Les regards en disent long
Ce qui m'a marquée dans LA FLAMME HIVERNALE, c'est la puissance des regards. La mère qui baisse les yeux en tendant la plante, la jeune femme qui serre les lèvres avant de sourire, la voisine qui observe en coin... Chaque personnage porte un monde intérieur. Pas besoin de dialogues interminables. Les acteurs jouent avec leurs yeux, leurs mains, leurs pauses. C'est du cinéma pur, et cette application met ça en valeur comme il faut.
Un hiver plein de couleurs
LA FLAMME HIVERNALE joue avec les contrastes : le vert pâle des murs, le rouge vif des manteaux, le bleu de la poterie, le blanc de la fourrure. Même la nuit, les lanternes éclatent comme des fleurs de feu. La scène où la plante passe d'une main à l'autre est presque chorégraphiée. Et quand la porte se ferme, on a l'impression qu'un chapitre se termine. Visuellement, c'est riche, chaleureux, et plein de symboles. J'adore.

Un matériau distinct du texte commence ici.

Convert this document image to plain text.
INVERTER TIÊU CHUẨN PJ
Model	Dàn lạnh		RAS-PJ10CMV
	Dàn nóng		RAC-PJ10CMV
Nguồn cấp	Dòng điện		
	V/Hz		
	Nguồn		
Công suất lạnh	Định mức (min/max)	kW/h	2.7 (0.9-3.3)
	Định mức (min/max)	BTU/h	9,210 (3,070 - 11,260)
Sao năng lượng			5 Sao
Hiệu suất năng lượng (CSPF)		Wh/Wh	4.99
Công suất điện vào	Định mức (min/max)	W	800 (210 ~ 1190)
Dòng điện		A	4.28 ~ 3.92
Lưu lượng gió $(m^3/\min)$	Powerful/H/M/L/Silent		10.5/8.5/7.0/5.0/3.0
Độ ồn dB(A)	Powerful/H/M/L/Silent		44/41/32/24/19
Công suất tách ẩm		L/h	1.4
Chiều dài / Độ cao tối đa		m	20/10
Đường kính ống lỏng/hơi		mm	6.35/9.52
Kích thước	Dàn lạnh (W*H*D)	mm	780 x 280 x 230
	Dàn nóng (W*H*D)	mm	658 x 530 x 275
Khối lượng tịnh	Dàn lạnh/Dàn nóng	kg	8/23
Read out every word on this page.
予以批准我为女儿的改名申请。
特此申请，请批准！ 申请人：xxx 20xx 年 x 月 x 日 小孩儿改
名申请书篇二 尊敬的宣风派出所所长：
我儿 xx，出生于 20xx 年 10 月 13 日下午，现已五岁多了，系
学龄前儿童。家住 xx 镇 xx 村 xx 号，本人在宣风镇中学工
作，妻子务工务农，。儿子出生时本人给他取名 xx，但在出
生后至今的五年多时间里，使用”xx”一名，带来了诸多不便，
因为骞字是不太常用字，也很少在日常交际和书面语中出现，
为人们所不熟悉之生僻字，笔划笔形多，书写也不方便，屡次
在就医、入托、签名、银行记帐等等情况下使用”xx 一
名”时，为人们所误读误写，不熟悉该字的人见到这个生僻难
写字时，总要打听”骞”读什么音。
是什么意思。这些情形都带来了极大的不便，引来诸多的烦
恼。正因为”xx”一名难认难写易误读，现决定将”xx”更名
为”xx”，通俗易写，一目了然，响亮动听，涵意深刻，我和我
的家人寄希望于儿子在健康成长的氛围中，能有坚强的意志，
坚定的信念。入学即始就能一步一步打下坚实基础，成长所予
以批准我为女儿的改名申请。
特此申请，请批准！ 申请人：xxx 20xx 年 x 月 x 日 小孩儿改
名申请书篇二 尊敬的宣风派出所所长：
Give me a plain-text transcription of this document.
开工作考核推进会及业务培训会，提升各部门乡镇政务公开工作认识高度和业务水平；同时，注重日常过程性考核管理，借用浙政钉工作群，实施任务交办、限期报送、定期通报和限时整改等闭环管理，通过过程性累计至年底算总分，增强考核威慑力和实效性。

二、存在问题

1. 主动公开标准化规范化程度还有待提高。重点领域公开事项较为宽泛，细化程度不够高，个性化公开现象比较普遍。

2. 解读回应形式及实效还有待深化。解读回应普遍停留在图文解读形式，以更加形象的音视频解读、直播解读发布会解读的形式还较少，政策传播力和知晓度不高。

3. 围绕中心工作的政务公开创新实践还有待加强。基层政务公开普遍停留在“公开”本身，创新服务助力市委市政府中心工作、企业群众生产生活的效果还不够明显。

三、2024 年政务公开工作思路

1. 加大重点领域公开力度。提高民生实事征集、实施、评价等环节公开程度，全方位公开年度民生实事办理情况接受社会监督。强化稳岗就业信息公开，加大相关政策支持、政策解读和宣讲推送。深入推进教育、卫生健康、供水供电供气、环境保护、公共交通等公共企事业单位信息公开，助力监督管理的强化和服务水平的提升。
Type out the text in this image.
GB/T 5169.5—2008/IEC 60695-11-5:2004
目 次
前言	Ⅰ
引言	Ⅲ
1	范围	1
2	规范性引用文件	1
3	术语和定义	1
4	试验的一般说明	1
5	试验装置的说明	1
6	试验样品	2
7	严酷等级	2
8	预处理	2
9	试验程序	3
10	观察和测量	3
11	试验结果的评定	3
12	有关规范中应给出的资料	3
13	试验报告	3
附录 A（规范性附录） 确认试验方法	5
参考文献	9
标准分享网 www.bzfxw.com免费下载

Petite fille, grand mystère
Dans LA FLAMME HIVERNALE, la petite fille en veste rouge est le cœur battant de l'histoire. Elle ne parle pas beaucoup, mais ses yeux brillent d'une curiosité innocente. Quand elle lève la tête vers la lune, on devine qu'elle comprend plus qu'on ne le pense. Elle est le lien entre les adultes, celle qui apaise sans le vouloir. Sa présence donne une légèreté nécessaire à cette ambiance hivernale teintée de mélancolie. Touchant.
Le cadeau qui change tout
Dans LA FLAMME HIVERNALE, la scène où la mère offre la plante rouge est d'une douceur bouleversante. On sent le poids des non-dits dans son regard, tandis que la jeune femme en manteau bordeaux hésite avant d'accepter. Ce geste simple devient un pont entre deux générations. L'émotion monte doucement, sans musique forcée, juste avec des silences bien placés et des sourires timides. J'ai adoré cette authenticité sur cette application.